Der Mittelfeldspieler gilt als eine der großen Entdeckungen dieser Saison. Mit seinen 20 Jahren ist er der jüngste Akteur im Mainzer Kader, stand trotzdem in 32 Bundesligaspielen auf dem Platz. Häufig rieben sich die Experten verwundert die Augen: Geis, der sich außerhalb des Platzes selber als „ruhigen Typen“ bezeichnet, dirigiert das Team. In dieser Spielzeit gelang ihm endlich der Durchbruch in der ersten Liga.
Wegen Büskens in die Regionalliga
Den wollte er eigentlich schon 2012 schaffen. Bei Aufsteiger Greuther Fürth war er voller Erwartungen aus der eigenen Jugend in den Profi-Kader gerückt. Trainer Mike Büskens fand für den damals noch deutlich defensiver orientierten Mittelfeldspieler jedoch keine Verwendung. Heute blickt Geis achselzuckend darauf zurück. „Er plante ohne mich, also spielte ich in der Regionalliga“, sagte er vor kurzem „Spiegel Online“.

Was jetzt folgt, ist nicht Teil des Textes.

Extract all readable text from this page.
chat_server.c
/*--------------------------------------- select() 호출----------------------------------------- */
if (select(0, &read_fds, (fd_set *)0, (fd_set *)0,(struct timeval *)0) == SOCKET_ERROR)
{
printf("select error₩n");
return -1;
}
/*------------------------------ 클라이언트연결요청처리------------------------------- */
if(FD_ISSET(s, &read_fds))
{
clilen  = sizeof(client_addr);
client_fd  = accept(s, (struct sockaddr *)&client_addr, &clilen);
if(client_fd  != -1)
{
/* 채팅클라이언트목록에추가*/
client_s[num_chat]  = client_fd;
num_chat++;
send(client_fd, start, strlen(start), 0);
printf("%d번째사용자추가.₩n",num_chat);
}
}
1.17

Auf der Zielgeraden der Saison trat er dann doch noch in Erscheinung. Im Abstiegskampf wurde Büskens durch Ludwig Preis ersetzt, bis dahin Trainer der Reserve. Er erinnerte sich sogleich an den Taktgeber aus der Regionalliga und verhalf Geis am 23. Spieltag zum Bundesliga-Debüt.
Den Abstieg konnte der Mittelfeldspieler zwar nicht verhindern, die Aufmerksamkeit zog er trotzdem auf sich. Am 30. Spieltag entschied der Blondschopf das Frankenderby gegen den 1. FC Nürnberg mit einem fulminanten Weitschuss zugunsten der Fürther. Auch deshalb erkor die Vereinsführung ihn aus, den angepeilten Weg der „Kleeblätter“ aus der zweiten Liga zurück ins Oberhaus anzuführen.
„Das wird sehr teuer“
Im Sommer erkundigte sich jedoch der Mainzer Manager Christian Heidel bei Fürth-Präsident Helmut Hack nach Johannes Geis. Heidel erklärte später, Hack habe lediglich geantwortet, das werde „sehr teuer“. Knapp eine Million Euro soll später nach Fürth geflossen sein. Die Investition, die Heidel im Sommer noch als „Risikoverpflichtung“ bezeichnet hatte, hat sich aus Mainzer Sicht längst gelohnt.
Trainer Thomas Tuchel zeigte sich von Anfang an begeistert. Eine Verletzung von Julian Baumgartlinger spülte Geis schon am ersten Spieltag in die Startelf. Mittlerweile schwingt er in der Schaltzentrale, dort wo die Mainzer ihre schnellen Gegenstöße kreieren, das Zepter. Geis ist es, der das Spiel nach eigenem Ballgewinn häufig mit vertikalen und schnellen Zuspielen in die Spitze beschleunigt. Die punktgenauen Flugbälle erinnern an ein bisschen an Bastian Schweinsteiger, sein großes Vorbild. „Ein richtiger Stratege“, schwärmt Geis: „Er hat Übersicht, bringt Ruhe ins Spiel und ist ein toller Leader.“
Diese Beschreibung erinnert an Geis selber. Ähnlich wie Schweinsteiger agiert er oft als eine Art Quarterback. Durchschnittlich hat die Nummer sechs des FSV mit knapp 63 Ballkontakten die meisten pro Spiel, spulte mit 350,5 bisher nach Außenverteidiger Zdenek Pospech die meisten Kilometer ab und war an 135 Torschüssen beteiligt. Ebenfalls Spitzenwert bei den Mainzern.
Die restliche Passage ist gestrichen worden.